UNPUBLISHED LABOR DEPARTMENT DATA UNVEILS A DIM PICTURE OF AMERICAN WAGES




By Raul Elizalde

This article also appeared on forbes.com


The unemployment rate stands at 3.6%, initial claims for unemployment insurance are at their lowest levels in 50 years, and hourly wages, particularly for the lowest earners, seem to be going up. Headline numbers can hardly look better. Is there any reason to doubt that workers are doing great?


Many years ago Warren Buffett walked into a room where I was in. Upon his entrance, everyone including me instantly became, on average, a billionaire (it didn’t last long). The lesson in this is that averages can give a distorted picture of the reality they claim to measure. A similar phenomenon may be at play in employment numbers.


We requested a set of unpublished data* from the Bureau of Labor Statistics (BLS) that breaks down weekly earnings of full-time workers by wage brackets. The numbers that this data set contains leave little doubt that the American worker may not be doing as well as many observers insist.


The data shows a dramatic growth in the percentage of workers who earn below-average wages. In other words, while employment has grown, there is no question that the growth has been heavily concentrated in the lower pay scales. Either the majority of new jobs are those that pay the least, or workers who earn the most have received a disproportionate share of the wage gains, or both.

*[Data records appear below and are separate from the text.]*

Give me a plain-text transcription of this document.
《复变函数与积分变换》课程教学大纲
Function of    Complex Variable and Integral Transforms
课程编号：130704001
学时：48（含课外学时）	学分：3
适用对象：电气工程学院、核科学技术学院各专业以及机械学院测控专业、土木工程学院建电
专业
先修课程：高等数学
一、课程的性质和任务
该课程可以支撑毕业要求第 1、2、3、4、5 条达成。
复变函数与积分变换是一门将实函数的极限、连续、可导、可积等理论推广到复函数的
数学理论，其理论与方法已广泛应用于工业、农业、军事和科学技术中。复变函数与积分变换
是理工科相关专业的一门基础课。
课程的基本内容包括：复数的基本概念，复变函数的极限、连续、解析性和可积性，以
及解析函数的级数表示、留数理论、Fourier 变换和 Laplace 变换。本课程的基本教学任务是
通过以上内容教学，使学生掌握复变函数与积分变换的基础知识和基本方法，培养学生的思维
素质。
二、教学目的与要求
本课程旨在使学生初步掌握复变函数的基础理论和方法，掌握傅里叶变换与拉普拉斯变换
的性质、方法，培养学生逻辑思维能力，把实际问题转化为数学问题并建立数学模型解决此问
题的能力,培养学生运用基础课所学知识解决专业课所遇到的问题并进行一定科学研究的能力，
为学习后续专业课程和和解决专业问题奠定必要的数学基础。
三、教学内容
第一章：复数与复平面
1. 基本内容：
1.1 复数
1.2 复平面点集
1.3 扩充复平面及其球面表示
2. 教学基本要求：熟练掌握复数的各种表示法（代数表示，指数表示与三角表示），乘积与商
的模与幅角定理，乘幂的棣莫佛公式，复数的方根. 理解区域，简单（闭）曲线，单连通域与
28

source: Federal Reserve Bank of San Francisco


Another observation that comes out of the data set is the extent of the damage that the 2008 financial crisis inflicted on the American worker. The economic recovery of the last 10 years did little to reverse it, one reason why the recovery felt “sluggish” despite what seemed to be a steady improvement in labor conditions. The recovery did not change a long-term trend of growing wage disparity.

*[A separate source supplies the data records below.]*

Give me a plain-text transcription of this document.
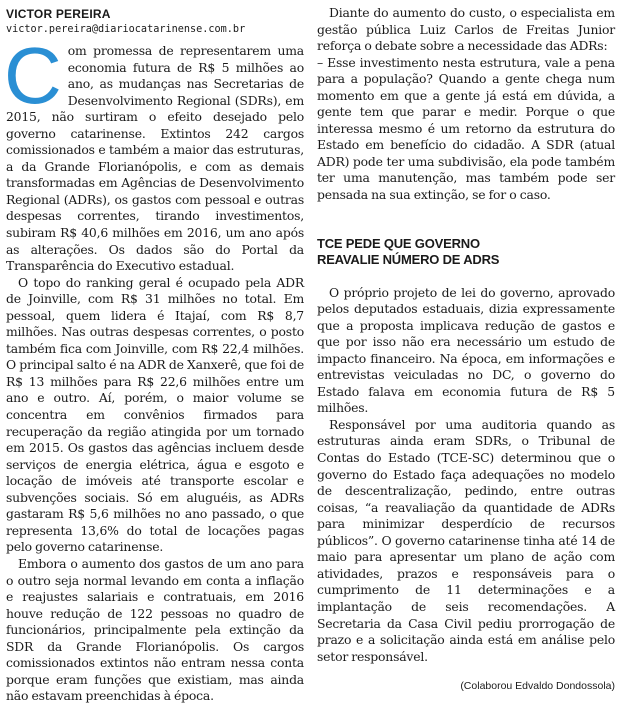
VICTOR PEREIRA

victor.pereira@diariocatarinense.com.br

C om promessa de representarem uma economia futura de R$ 5 milhões ao ano, as mudanças nas Secretarias de Desenvolvimento Regional (SDRs), em 2015, não surtiram o efeito desejado pelo governo catarinense. Extintos 242 cargos comissionados e também a maior das estruturas, a da Grande Florianópolis, e com as demais transformadas em Agências de Desenvolvimento Regional (ADRs), os gastos com pessoal e outras despesas correntes, tirando investimentos, subiram R$ 40,6 milhões em 2016, um ano após as alterações. Os dados são do Portal da Transparência do Executivo estadual.

O topo do ranking geral é ocupado pela ADR de Joinville, com R$ 31 milhões no total. Em pessoal, quem lidera é Itajaí, com R$ 8,7 milhões. Nas outras despesas correntes, o posto também fica com Joinville, com R$ 22,4 milhões. O principal salto é na ADR de Xanxerê, que foi de R$ 13 milhões para R$ 22,6 milhões entre um ano e outro. Aí, porém, o maior volume se concentra em convênios firmados para recuperação da região atingida por um tornado em 2015. Os gastos das agências incluem desde serviços de energia elétrica, água e esgoto e locação de imóveis até transporte escolar e subvenções sociais. Só em aluguéis, as ADRs gastaram R$ 5,6 milhões no ano passado, o que representa 13,6% do total de locações pagas pelo governo catarinense.

Embora o aumento dos gastos de um ano para o outro seja normal levando em conta a inflação e reajustes salariais e contratuais, em 2016 houve redução de 122 pessoas no quadro de funcionários, principalmente pela extinção da SDR da Grande Florianópolis. Os cargos comissionados extintos não entram nessa conta porque eram funções que existiam, mas ainda não estavam preenchidas à época.

Diante do aumento do custo, o especialista em gestão pública Luiz Carlos de Freitas Junior reforça o debate sobre a necessidade das ADRs:

– Esse investimento nesta estrutura, vale a pena para a população? Quando a gente chega num momento em que a gente já está em dúvida, a gente tem que parar e medir. Porque o que interessa mesmo é um retorno da estrutura do Estado em benefício do cidadão. A SDR (atual ADR) pode ter uma subdivisão, ela pode também ter uma manutenção, mas também pode ser pensada na sua extinção, se for o caso.

TCE PEDE QUE GOVERNO
REAVALIE NÚMERO DE ADRS

O próprio projeto de lei do governo, aprovado pelos deputados estaduais, dizia expressamente que a proposta implicava redução de gastos e que por isso não era necessário um estudo de impacto financeiro. Na época, em informações e entrevistas veiculadas no DC, o governo do Estado falava em economia futura de R$ 5 milhões.

Responsável por uma auditoria quando as estruturas ainda eram SDRs, o Tribunal de Contas do Estado (TCE-SC) determinou que o governo do Estado faça adequações no modelo de descentralização, pedindo, entre outras coisas, “a reavaliação da quantidade de ADRs para minimizar desperdício de recursos públicos”. O governo catarinense tinha até 14 de maio para apresentar um plano de ação com atividades, prazos e responsáveis para o cumprimento de 11 determinações e a implantação de seis recomendações. A Secretaria da Casa Civil pediu prorrogação de prazo e a solicitação ainda está em análise pelo setor responsável.

(Colaborou Edvaldo Dondossola)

How can this be, when we hear that wages are going up faster than inflation? This relatively recent condition is true, but the average does not say how many are experiencing it. Just like in the Warren Buffett example above, if only a few workers receive a large bump in pay, the average for everyone goes up even if most do not see any change. This is what the unpublished data set seems to reveal.


And what about the claim that the lowest paid are seeing the highest increases in wages? This is also true, both on the headline numbers and on the set of unpublished data. But this is also a new development that is hardly distinguishable from noise. The fact is that the growing gap between the highest and lowest earners is not showing any signs of ending, despite the latest reversal.

source: Federal Reserve Bank of San Francisco


On top of these issues, the proportion of GDP representing wages has been falling over time. This, at least in part, offsets some of the benefits of wage growth. A growing proportion of household income comes from sole proprietorships, partnerships and LLCs formed as S corporations, which are more typical of higher-paid households than of salaried workers.


Unemployment numbers seem to be excellent on the surface, but this owes to some extent to the way data is reported. Average numbers hide a vastly more complicated situation, where a rising tide seems to be lifting some boats but not others. Those who rely on the “health of the consumer” to dispel doubts about the economic outlook should instead consider to what extent the growing wealth of a decreasing number of consumers can keep things going.


* Usual weekly earnings of employed full-time wage and salary workers by age, sex, race, and Hispanic or Latino ethnicity and Non-Hispanic ethnicity, Annual Averages from the Current Population Surveys. Data is for earnings before taxes and other deductions for employed wage and salary workers and excluding both incorporated and unincorporated self-employed.